Welcome to the WIRED live blog for the Google I/O 2024 keynote address. We have a few reporters at I/O in Mountain View, California: senior writers Lauren Goode and Paresh Dave, senior reviews editor Julian Chokkattu, and staff writer Reece Rogers. Along with senior writer Will Knight and editorial director Michael Calore (who will be watching from their desks, remotely), the team will provide live updates and commentary once we’re underway.
Google’s presentation will get started at 10 am Pacific, 1 pm Eastern, 6 pm UK time.

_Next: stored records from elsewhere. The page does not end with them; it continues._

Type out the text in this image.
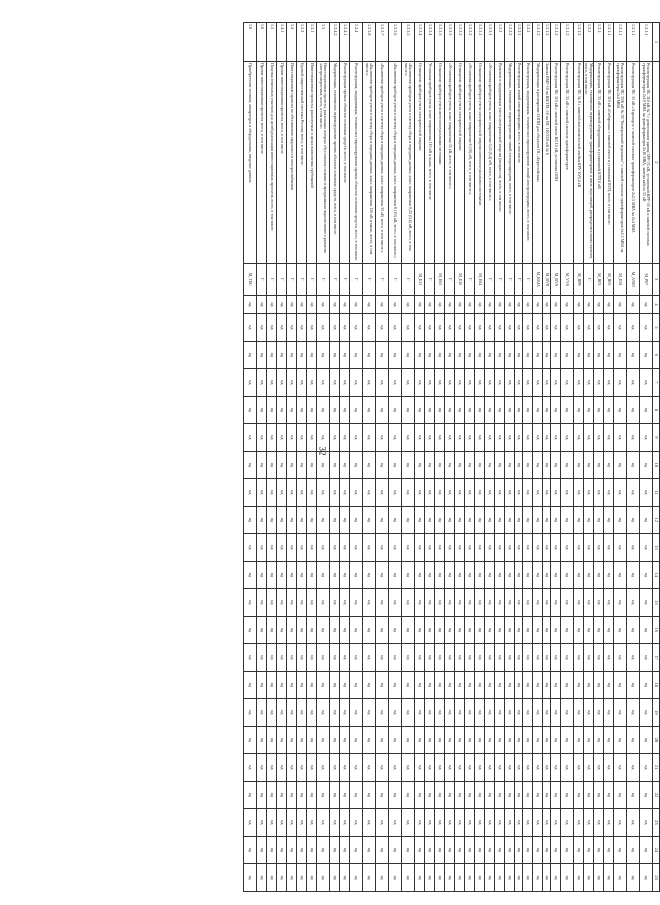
32
1	2	3	4	5	6	7	8	9	10	11	12	13	14	15	16	17	18	19	20	21	22	23	24	25
1.2.1.1	Реконструкция ПС 110 кВ № 7 с демонтажем здания ЗРУ-35 кВ, установкой КРУ-35 кВ и заменой силовых трансформаторов 2х10 МВА на трансформаторы 2х16 МВА, замена кабеля 35 кВ	M_P07	нд	нд	нд	нд	нд	нд	нд	нд	нд	нд	нд	нд	нд	нд	нд	нд	нд	нд	нд	нд	нд	нд
1.2.1.1	Реконструкция ПС 35 кВ «Аэропорт» с заменой силовых трансформаторов 2х2,5 МВА на 2х4 МВА	M_AN03	нд	нд	нд	нд	нд	нд	нд	нд	нд	нд	нд	нд	нд	нд	нд	нд	нд	нд	нд	нд	нд	нд
1.2.1.1	Реконструкция ПС 35/6 кВ № 39 "Кемеровский водоканал" с заменой силовых трансформаторов 2х2,5 МВА на трансформаторы 2х4 МВА	M_E59	нд	нд	нд	нд	нд	нд	нд	нд	нд	нд	нд	нд	нд	нд	нд	нд	нд	нд	нд	нд	нд	нд
1.2.1.1	Реконструкция ПС 110 кВ «Сибирская» с заменой ячеек и установкой КТП, всего, в том числе:	M_R05	нд	нд	нд	нд	нд	нд	нд	нд	нд	нд	нд	нд	нд	нд	нд	нд	нд	нд	нд	нд	нд	нд
1.2.1.	Реконструкция ПС 35 кВ с заменой оборудования и установкой КТП 6 кВ	M_R03	нд	нд	нд	нд	нд	нд	нд	нд	нд	нд	нд	нд	нд	нд	нд	нд	нд	нд	нд	нд	нд	нд
1.2.2	Модернизация, техническое перевооружение трансформаторных и иных подстанций, распределительных пунктов, всего, в том числе:	Г	нд	нд	нд	нд	нд	нд	нд	нд	нд	нд	нд	нд	нд	нд	нд	нд	нд	нд	нд	нд	нд	нд
1.2.1.2	Реконструкция ПС № 8 с заменой высоковольтной ячейки КРУ 10/0,4 кВ	M_BP8	нд	нд	нд	нд	нд	нд	нд	нд	нд	нд	нд	нд	нд	нд	нд	нд	нд	нд	нд	нд	нд	нд
1.2.1.2	Реконструкция ПС 35 кВ с заменой силовых трансформаторов	M_VV6	нд	нд	нд	нд	нд	нд	нд	нд	нд	нд	нд	нд	нд	нд	нд	нд	нд	нд	нд	нд	нд	нд
1.2.1.2	Реконструкция ПС 110 кВ с заменой ячеек ВЛ 10 кВ, установка ОПН	M_BV9	нд	нд	нд	нд	нд	нд	нд	нд	нд	нд	нд	нд	нд	нд	нд	нд	нд	нд	нд	нд	нд	нд
1.2.1.2	Замена ВМГ-10 на ВВ/TEL-10 на ПС 110/35/6 кВ № 6	M_BV8	нд	нд	нд	нд	нд	нд	нд	нд	нд	нд	нд	нд	нд	нд	нд	нд	нд	нд	нд	нд	нд	нд
1.2.1.2	Модернизация и расширение СОПИ для объектов ПС «Берестейская»	M_K04A	нд	нд	нд	нд	нд	нд	нд	нд	нд	нд	нд	нд	нд	нд	нд	нд	нд	нд	нд	нд	нд	нд
1.2.2	Реконструкция, модернизация, техническое перевооружение линий электропередачи, всего, в том числе:	Г	нд	нд	нд	нд	нд	нд	нд	нд	нд	нд	нд	нд	нд	нд	нд	нд	нд	нд	нд	нд	нд	нд
1.2.2.1	Реконструкция линий электропередачи, всего, в том числе:	Г	нд	нд	нд	нд	нд	нд	нд	нд	нд	нд	нд	нд	нд	нд	нд	нд	нд	нд	нд	нд	нд	нд
1.2.2.2	Модернизация, техническое перевооружение линий электропередачи, всего, в том числе:	Г	нд	нд	нд	нд	нд	нд	нд	нд	нд	нд	нд	нд	нд	нд	нд	нд	нд	нд	нд	нд	нд	нд
1.2.3	Развитие и модернизация учета электрической энергии (мощности), всего, в том числе:	Г	нд	нд	нд	нд	нд	нд	нд	нд	нд	нд	нд	нд	нд	нд	нд	нд	нд	нд	нд	нд	нд	нд
1.2.3.1	«Установка приборов учета, класс напряжения 0,22 (0,4) кВ, всего, в том числе:»	Г	нд	нд	нд	нд	нд	нд	нд	нд	нд	нд	нд	нд	нд	нд	нд	нд	нд	нд	нд	нд	нд	нд
1.2.3.1	Оснащение приборов учета электрической энергии интеллектуальными системами	M_E04	нд	нд	нд	нд	нд	нд	нд	нд	нд	нд	нд	нд	нд	нд	нд	нд	нд	нд	нд	нд	нд	нд
1.2.3.2	«Установка приборов учета, класс напряжения 6 (10) кВ, всего, в том числе:»	Г	нд	нд	нд	нд	нд	нд	нд	нд	нд	нд	нд	нд	нд	нд	нд	нд	нд	нд	нд	нд	нд	нд
1.2.3.2	Оснащение приборов учета электрической энергии	M_E10	нд	нд	нд	нд	нд	нд	нд	нд	нд	нд	нд	нд	нд	нд	нд	нд	нд	нд	нд	нд	нд	нд
1.2.3.3	«Установка приборов учета, класс напряжения 35 кВ, всего, в том числе:»	Г	нд	нд	нд	нд	нд	нд	нд	нд	нд	нд	нд	нд	нд	нд	нд	нд	нд	нд	нд	нд	нд	нд
1.2.3.3	Оснащение приборов учета интеллектуальными системами	M_E05	нд	нд	нд	нд	нд	нд	нд	нд	нд	нд	нд	нд	нд	нд	нд	нд	нд	нд	нд	нд	нд	нд
1.2.3.4	Установка приборов учета, класс напряжения 110 кВ и выше, всего, в том числе:	Г	нд	нд	нд	нд	нд	нд	нд	нд	нд	нд	нд	нд	нд	нд	нд	нд	нд	нд	нд	нд	нд	нд
1.2.3.4	Оснащение приборов учета электрической энергии	M_E11	нд	нд	нд	нд	нд	нд	нд	нд	нд	нд	нд	нд	нд	нд	нд	нд	нд	нд	нд	нд	нд	нд
1.2.3.5	«Включение приборов учета в систему сбора и передачи данных, класс напряжения 0,22 (0,4) кВ, всего, в том числе:»	Г	нд	нд	нд	нд	нд	нд	нд	нд	нд	нд	нд	нд	нд	нд	нд	нд	нд	нд	нд	нд	нд	нд
1.2.3.6	«Включение приборов учета в систему сбора и передачи данных, класс напряжения 6 (10) кВ, всего, в том числе:»	Г	нд	нд	нд	нд	нд	нд	нд	нд	нд	нд	нд	нд	нд	нд	нд	нд	нд	нд	нд	нд	нд	нд
1.2.3.7	«Включение приборов учета в систему сбора и передачи данных, класс напряжения 35 кВ, всего, в том числе:»	Г	нд	нд	нд	нд	нд	нд	нд	нд	нд	нд	нд	нд	нд	нд	нд	нд	нд	нд	нд	нд	нд	нд
1.2.3.8	«Включение приборов учета в систему сбора и передачи данных, класс напряжения 110 кВ и выше, всего, в том числе:»	Г	нд	нд	нд	нд	нд	нд	нд	нд	нд	нд	нд	нд	нд	нд	нд	нд	нд	нд	нд	нд	нд	нд
1.2.4	Реконструкция, модернизация, техническое перевооружение прочих объектов основных средств, всего, в том числе:	Г	нд	нд	нд	нд	нд	нд	нд	нд	нд	нд	нд	нд	нд	нд	нд	нд	нд	нд	нд	нд	нд	нд
1.2.4.1	Реконструкция прочих объектов основных средств, всего, в том числе:	Г	нд	нд	нд	нд	нд	нд	нд	нд	нд	нд	нд	нд	нд	нд	нд	нд	нд	нд	нд	нд	нд	нд
1.2.4.2	Модернизация, техническое перевооружение прочих объектов основных средств, всего, в том числе:	Г	нд	нд	нд	нд	нд	нд	нд	нд	нд	нд	нд	нд	нд	нд	нд	нд	нд	нд	нд	нд	нд	нд
1.3	Инвестиционные проекты, реализация которых обусловлена схемами и программами перспективного развития электроэнергетики, всего, в том числе:	Г	нд	нд	нд	нд	нд	нд	нд	нд	нд	нд	нд	нд	нд	нд	нд	нд	нд	нд	нд	нд	нд	нд
1.3.1	Инвестиционные проекты, реализуемые в целях выполнения требований	Г	нд	нд	нд	нд	нд	нд	нд	нд	нд	нд	нд	нд	нд	нд	нд	нд	нд	нд	нд	нд	нд	нд
1.3.2	Единой энергетической системы России, всего, в том числе:	Г	нд	нд	нд	нд	нд	нд	нд	нд	нд	нд	нд	нд	нд	нд	нд	нд	нд	нд	нд	нд	нд	нд
1.4	Инвестиционные проекты по обеспечению надежности электроснабжения	Г	нд	нд	нд	нд	нд	нд	нд	нд	нд	нд	нд	нд	нд	нд	нд	нд	нд	нд	нд	нд	нд	нд
1.4.1	Прочие инвестиционные проекты, всего, в том числе:	Г	нд	нд	нд	нд	нд	нд	нд	нд	нд	нд	нд	нд	нд	нд	нд	нд	нд	нд	нд	нд	нд	нд
1.5	Покупка земельных участков для целей реализации инвестиционных проектов, всего, в том числе:	Г	нд	нд	нд	нд	нд	нд	нд	нд	нд	нд	нд	нд	нд	нд	нд	нд	нд	нд	нд	нд	нд	нд
1.6	Прочие инвестиционные проекты, всего, в том числе:	Г	нд	нд	нд	нд	нд	нд	нд	нд	нд	нд	нд	нд	нд	нд	нд	нд	нд	нд	нд	нд	нд	нд
1.6	Приобретение техники, аппаратуры и оборудования, введение данных	M_TEC	нд	нд	нд	нд	нд	нд	нд	нд	нд	нд	нд	нд	нд	нд	нд	нд	нд	нд	нд	нд	нд	нд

That's a Wrap on the Google I/O Keynote!
Thanks for following along with us. You can read all the biggest news in these WIRED stories, which we published this morning:
- Everything Google Announced at I/O 2024, by Boone Ashworth
- Gemini AI Features Coming to Android, by Julian Chokkattu
- The End of Google Search as We Know It, by Lauren Goode
- A demo of Google's Astra visual chatbot, by Will Knight
I also did a tally, Pichai. By my count, there were roughly over 40 services announced today at I/O. But only about eight of them are actually available starting today. The rest are coming this week, June, July, this summer (North American), coming weeks, coming months, soon, later this year, late this year, second half of this year, sometime in 2025, or in the future.
James Manyika, who is on stage now, has an interesting job. He's the Senior Vice President for Research, Technology & Society at Google; his team researches the impact these AI tools have on society to make sure they have a beneficial effect and that they do not cause harm. They also work on safeguards, developer tools, and industry standards.
Nervous about AI scam calls? I put together a few expert tips you can use right now.
Here's Google injecting its AI features into improving phone calls again.
Gemini Nano with Multimodality can understand when someone might be trying to scam you during a phone call and it'll give you a “Scam Detected” alert. That means Gemini is listening to the whole call, yes, but Google says since it's all on-device, it “remains private.”
For anyone wondering about Google's legalese on “Ask Photos,” Google Photos software engineer Jeremy Selier writes, “People will not review your conversations and personal data in Ask Photos, except in rare cases to address abuse or harm. We also don't train any generative AI product outside of Google Photos on this personal data, including other Gemini models and products.”